The Governor-General is normally the Chief Scout of Australia. Hayden declined the office on the grounds of his atheism, which was incompatible with the Scout Promise. Instead, he served as the “National Patron” of the Scout Association during his time in office.

He said he has been thinking about the faith for a long time. In an interview with the Australian newspaper, he talked about the Catholicism of his family when he was young. Apparently, he had never been baptized.

“I always regarded myself as a fellow traveler with Catholicism and declared I was a Catholic on official forms, but it wasn’t official,” Hayden said. “I would go to Mass every Sunday and then go to Benediction when I was a teenager. I didn’t know that I wasn’t officially a Catholic, and found that out only later when my sister did the family history.

“When you grow up with it, I don’t think it ever really leaves you,” he continued. “The Catholics have ceremony very much in place. But it was more than that. I could just feel in my heart that I didn’t feel fulfilled.

“There is more to life than just me. I had to make a dedication of myself for the good of others, before God. I felt that strongly,” he said.

The Catholic Leader said that Hayden had suffered a stroke in 2014 and as he prepared for the baptism celebrated by Fr. Peter Dillon, he was feeling “great pain” from a recent fall in which he broke his shoulder. Fr. Dillon said that the baptism was “a big thing” for Hayden, “an act of submission to the fact that there was no denying for him that God is real and he had come to discover that.”

The newspaper said that Hayden attributed his conversion to the influence of his mother, who was Catholic, and of the Ursuline Sisters, who taught him at primary school in inner-city Brisbane, and who stressed the principles of humanity, social commitment and service to others.

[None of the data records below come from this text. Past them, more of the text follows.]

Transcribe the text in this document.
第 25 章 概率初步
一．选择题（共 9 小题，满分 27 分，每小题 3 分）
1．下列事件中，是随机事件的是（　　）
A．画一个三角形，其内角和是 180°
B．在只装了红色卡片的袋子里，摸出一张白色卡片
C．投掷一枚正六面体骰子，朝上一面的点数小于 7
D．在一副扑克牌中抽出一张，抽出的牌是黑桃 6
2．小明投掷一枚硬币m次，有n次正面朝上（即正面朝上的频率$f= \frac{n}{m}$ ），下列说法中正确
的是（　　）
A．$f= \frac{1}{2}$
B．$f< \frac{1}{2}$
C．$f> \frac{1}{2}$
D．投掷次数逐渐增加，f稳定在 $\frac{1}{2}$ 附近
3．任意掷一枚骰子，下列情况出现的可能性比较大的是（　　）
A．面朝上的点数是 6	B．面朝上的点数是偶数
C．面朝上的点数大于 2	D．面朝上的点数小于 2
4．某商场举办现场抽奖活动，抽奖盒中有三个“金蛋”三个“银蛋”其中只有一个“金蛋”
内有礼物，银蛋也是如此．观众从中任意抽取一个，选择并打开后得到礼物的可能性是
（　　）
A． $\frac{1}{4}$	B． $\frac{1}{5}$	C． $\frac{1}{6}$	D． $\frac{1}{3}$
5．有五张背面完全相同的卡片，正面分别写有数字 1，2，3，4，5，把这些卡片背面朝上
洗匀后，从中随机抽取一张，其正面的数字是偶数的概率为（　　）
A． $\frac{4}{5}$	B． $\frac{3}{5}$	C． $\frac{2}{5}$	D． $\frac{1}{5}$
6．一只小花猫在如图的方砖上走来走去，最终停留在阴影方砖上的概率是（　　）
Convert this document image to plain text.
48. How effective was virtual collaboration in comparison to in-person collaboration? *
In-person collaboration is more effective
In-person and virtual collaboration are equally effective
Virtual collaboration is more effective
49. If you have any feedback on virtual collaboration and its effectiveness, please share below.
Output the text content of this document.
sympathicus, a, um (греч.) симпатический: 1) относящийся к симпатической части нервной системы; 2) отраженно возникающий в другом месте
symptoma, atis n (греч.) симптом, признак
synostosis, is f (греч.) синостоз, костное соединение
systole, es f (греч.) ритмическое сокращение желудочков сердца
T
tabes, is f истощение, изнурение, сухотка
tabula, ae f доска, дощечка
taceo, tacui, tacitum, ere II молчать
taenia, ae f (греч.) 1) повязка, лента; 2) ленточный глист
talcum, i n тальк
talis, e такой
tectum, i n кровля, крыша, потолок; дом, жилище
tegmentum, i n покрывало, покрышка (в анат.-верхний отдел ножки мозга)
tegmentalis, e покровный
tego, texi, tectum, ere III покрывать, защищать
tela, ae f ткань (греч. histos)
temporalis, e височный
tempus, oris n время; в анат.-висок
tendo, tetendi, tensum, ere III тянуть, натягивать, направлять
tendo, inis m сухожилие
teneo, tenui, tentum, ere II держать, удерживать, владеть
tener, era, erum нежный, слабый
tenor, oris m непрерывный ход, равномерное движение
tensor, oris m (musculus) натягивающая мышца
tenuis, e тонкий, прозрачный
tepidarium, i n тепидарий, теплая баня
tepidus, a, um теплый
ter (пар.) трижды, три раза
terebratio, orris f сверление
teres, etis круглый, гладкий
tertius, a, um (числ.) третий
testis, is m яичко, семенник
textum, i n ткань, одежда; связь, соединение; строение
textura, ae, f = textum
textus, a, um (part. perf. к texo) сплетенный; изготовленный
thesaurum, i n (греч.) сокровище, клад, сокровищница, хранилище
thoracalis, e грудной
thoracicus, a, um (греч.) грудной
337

But it was a recent hospital visit to see Sister of Mercy Angela Mary Doyle that proved the pivotal moment in Hayden’s faith journey.

“I have always felt embraced and loved by her Christian example,” Hayden said of the 93-year-old, who was in the congregation at the baptism.

“Sister Angela Mary Doyle was for 22 years administrator of Mater hospitals in Brisbane—a citadel of health care for the poor of South Brisbane where I grew up towards the end of the Great Depression,” he wrote in a letter to friends before the baptism. “Dallas (my wife), our daughter Ingrid and I recently visited Sister Angela Mary in the Mater Hospital where she was a patient. The next morning I woke with the strong sense that I had been in the presence of a holy woman. So after dwelling on these things I found my way back to the core of those beliefs—the Church.”

He said the Sister of Mercy worked hard for the poor who came to her hospital and for healthcare reform in Australia. She “saw to it that the poor received the best medical attention at low cost, and pressed for universal health insurance,” Hayden said. “Without her, there would have been no Medibank [Australia’s first system of universal health insurance] and no Medicare today. She displayed enormous courage in standing up for those principles against strong opposition, including from the medical profession.”

In that spirit he said he would like to play an active role in the St Vincent de Paul Society.

The recent spate of bad news for the Church did not deter him in his desire for baptism.

“The problems are caused by human agents of the Church, but we shouldn’t let our faith be undermined by the action of agents who aren’t quite as good as they should be,” he said.